HOST: Minister, good afternoon. Thank you for joining us.

 BILL SHORTEN: Good afternoon.

 HOST: Now final preparations have been underway today, what’s in store tomorrow night?

 BILL SHORTEN: Well the focus, as you said, is about jobs. It’s tough times globally in terms of the world economy, but the Australian record, we’re doing quite well compared to the rest of the world. So, tomorrow night’s Budget will be about promoting jobs.

 We’ve seen 960,000 jobs created while Labor’s been in, inflation’s down and interest rates are at a historically low level. But it’s about jobs and growth with a dash of fairness—that’s why we’re going to spend so much effort to try and clear space in the Budget in the future so that we can look after people with disabilities and their carers properly, and we can make sure that our kids get the best possible education in our primary and secondary system.

 HOST: Now we know there’s some good news for Australians receiving unemployment benefits. Can you give us a little bit more detail on that?

 BILL SHORTEN: Sure. The big challenge if you want to get out of poverty is to be able to find a job. What this Government’s doing is we recognise that it’s important that people be able to make ends meet. So we’re lifting the level at which people can earn some income and still get their Newstart Allowance; so that’s good.

 We’re also providing extra support in the way of some extra money for education, and this is on top of what we’re doing with child care. So, if you’re someone who’s unemployed, perhaps you’ve got family responsibilities, what we’re doing tomorrow night will be making sure that you can earn a little bit more money before you start to lose your Newstart Allowance. So that’s a bit of an incentive to find a job; making sure you’re getting some extra money to help you train or retrain, and there is of course already existing support so if you need to find your child some childcare whilst you’re working or looking for work that should be easier too.

 HOST: Minister, just on another issue, Foreign Minister Bob Carr revealed today that extra spending on foreign aid will be delayed by another year. Now it hasn’t been too well received by international aid agencies, what’s behind that decision?

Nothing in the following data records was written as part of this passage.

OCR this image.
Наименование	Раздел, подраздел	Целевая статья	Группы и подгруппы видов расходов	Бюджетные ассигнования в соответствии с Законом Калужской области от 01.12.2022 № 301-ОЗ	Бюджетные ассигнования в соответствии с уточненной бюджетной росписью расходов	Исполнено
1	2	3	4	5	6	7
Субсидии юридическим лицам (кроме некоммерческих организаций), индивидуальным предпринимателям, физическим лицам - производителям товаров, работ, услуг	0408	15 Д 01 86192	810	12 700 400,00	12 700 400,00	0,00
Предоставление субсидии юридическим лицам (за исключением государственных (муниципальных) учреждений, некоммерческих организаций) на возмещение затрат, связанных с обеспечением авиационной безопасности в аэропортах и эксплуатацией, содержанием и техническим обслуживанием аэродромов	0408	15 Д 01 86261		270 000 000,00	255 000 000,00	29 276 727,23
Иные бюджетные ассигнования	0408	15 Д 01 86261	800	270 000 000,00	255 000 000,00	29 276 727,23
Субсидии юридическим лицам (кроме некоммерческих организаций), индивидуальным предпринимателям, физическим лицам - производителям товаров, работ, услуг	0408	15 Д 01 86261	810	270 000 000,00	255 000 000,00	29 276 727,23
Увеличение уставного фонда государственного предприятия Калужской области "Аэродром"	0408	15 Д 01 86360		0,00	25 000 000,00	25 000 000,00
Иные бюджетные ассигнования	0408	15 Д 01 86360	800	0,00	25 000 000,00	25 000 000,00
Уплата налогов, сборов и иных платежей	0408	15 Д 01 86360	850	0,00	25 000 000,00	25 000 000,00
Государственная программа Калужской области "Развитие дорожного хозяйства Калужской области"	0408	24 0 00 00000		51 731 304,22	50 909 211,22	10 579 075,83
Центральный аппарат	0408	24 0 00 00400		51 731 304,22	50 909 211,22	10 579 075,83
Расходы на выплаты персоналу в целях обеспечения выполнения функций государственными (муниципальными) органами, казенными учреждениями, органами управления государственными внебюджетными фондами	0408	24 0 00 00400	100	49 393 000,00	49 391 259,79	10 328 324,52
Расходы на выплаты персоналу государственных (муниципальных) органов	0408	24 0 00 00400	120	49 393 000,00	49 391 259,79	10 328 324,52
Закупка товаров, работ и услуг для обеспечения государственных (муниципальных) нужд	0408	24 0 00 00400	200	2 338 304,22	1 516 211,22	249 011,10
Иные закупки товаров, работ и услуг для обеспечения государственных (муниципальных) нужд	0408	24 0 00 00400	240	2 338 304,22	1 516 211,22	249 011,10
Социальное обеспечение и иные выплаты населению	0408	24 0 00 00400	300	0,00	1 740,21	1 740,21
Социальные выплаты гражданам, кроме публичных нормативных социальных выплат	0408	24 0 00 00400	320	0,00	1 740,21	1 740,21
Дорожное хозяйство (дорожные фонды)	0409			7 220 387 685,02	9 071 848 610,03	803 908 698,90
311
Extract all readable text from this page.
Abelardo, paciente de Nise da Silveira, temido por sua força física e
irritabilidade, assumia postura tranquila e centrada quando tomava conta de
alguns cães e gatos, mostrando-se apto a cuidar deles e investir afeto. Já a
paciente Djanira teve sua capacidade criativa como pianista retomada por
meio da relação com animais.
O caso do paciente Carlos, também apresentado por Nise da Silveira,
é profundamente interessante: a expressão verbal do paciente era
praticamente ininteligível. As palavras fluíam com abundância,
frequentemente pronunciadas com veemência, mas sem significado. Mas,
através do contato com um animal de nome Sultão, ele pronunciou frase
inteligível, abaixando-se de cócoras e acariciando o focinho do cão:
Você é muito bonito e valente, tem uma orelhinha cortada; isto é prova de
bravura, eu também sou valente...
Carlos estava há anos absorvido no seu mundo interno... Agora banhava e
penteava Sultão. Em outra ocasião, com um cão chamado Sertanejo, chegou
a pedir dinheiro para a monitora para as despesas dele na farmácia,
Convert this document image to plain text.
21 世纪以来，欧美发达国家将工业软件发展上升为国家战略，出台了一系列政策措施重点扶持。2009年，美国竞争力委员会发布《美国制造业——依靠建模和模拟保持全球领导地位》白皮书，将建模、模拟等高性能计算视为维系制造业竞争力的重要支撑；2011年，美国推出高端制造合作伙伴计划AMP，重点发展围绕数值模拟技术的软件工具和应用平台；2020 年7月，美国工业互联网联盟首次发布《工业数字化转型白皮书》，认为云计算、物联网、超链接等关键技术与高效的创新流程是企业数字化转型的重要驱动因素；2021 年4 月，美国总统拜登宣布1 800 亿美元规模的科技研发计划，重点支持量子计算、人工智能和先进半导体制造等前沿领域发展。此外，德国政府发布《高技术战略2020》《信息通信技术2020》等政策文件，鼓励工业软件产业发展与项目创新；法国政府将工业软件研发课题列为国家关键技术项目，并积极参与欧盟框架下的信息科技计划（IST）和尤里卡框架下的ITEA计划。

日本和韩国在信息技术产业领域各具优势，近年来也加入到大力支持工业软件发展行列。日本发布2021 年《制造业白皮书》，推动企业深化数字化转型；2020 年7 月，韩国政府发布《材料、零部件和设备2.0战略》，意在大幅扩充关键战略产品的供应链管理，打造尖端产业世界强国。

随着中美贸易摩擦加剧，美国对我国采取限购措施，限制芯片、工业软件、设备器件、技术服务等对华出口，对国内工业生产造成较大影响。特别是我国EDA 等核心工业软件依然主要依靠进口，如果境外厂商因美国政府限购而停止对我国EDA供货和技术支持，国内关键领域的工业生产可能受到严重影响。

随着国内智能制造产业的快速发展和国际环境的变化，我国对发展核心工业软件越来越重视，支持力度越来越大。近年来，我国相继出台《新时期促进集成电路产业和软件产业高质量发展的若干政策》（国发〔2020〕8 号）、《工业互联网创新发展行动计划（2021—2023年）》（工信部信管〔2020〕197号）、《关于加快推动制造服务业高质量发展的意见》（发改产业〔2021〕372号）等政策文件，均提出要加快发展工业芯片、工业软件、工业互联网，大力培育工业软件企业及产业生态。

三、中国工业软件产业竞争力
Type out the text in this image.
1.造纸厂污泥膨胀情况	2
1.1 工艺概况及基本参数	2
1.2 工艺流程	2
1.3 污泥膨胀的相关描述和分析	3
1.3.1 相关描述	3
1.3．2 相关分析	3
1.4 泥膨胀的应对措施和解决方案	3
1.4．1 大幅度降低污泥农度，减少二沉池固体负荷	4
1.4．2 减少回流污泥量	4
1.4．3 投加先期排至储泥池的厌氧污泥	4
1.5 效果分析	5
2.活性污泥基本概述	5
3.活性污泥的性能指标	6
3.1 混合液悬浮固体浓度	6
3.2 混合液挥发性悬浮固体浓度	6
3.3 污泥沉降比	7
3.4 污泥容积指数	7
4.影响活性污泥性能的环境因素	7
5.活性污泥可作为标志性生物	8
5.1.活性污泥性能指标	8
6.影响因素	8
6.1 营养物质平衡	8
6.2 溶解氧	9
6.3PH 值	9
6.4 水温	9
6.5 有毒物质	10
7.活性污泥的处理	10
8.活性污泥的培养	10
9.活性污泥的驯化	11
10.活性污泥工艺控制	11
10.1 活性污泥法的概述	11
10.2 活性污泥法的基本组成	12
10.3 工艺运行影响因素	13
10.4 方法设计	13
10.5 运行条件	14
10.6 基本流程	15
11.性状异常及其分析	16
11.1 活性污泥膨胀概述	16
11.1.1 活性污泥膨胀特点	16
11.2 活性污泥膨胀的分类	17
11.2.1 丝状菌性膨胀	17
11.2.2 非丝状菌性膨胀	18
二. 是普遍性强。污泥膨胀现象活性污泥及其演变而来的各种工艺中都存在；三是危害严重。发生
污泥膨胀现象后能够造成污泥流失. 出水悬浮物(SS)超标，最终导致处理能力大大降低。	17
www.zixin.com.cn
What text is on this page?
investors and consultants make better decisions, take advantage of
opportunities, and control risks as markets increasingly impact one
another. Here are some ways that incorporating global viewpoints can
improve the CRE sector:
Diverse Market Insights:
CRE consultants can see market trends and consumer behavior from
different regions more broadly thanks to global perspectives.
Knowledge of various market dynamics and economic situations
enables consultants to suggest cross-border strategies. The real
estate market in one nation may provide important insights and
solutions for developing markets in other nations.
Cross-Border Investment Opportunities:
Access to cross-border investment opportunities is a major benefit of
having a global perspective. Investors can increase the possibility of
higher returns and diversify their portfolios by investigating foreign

 BILL SHORTEN: Well, the fact of the matter is that revenues are down for the Government in terms of corporate profit, so if there’s less money coming into the Government then there’s priorities and decisions that have to be taken. I can tell people that we’re still increasing our support for foreign aid but everyone has to tighten their belts a little bit and it’s an important priority we think that we’re looking after our schools, looking after jobs, looking after people with disabilities in Australia. But we’re still doing better than the rest of the world. Australians don’t need to lower their guard at all here. Australia is increasing our support to our region and a lot of other countries in the world have just declined. So we’re getting the balance right and if it takes a bit longer to do these things I think that’s sensible.

 HOST: Alright, Minister Bill Shorten we will have to leave it there, thank you for your time this afternoon, appreciate it.

 BILL SHORTEN: Thanks. Have a nice afternoon.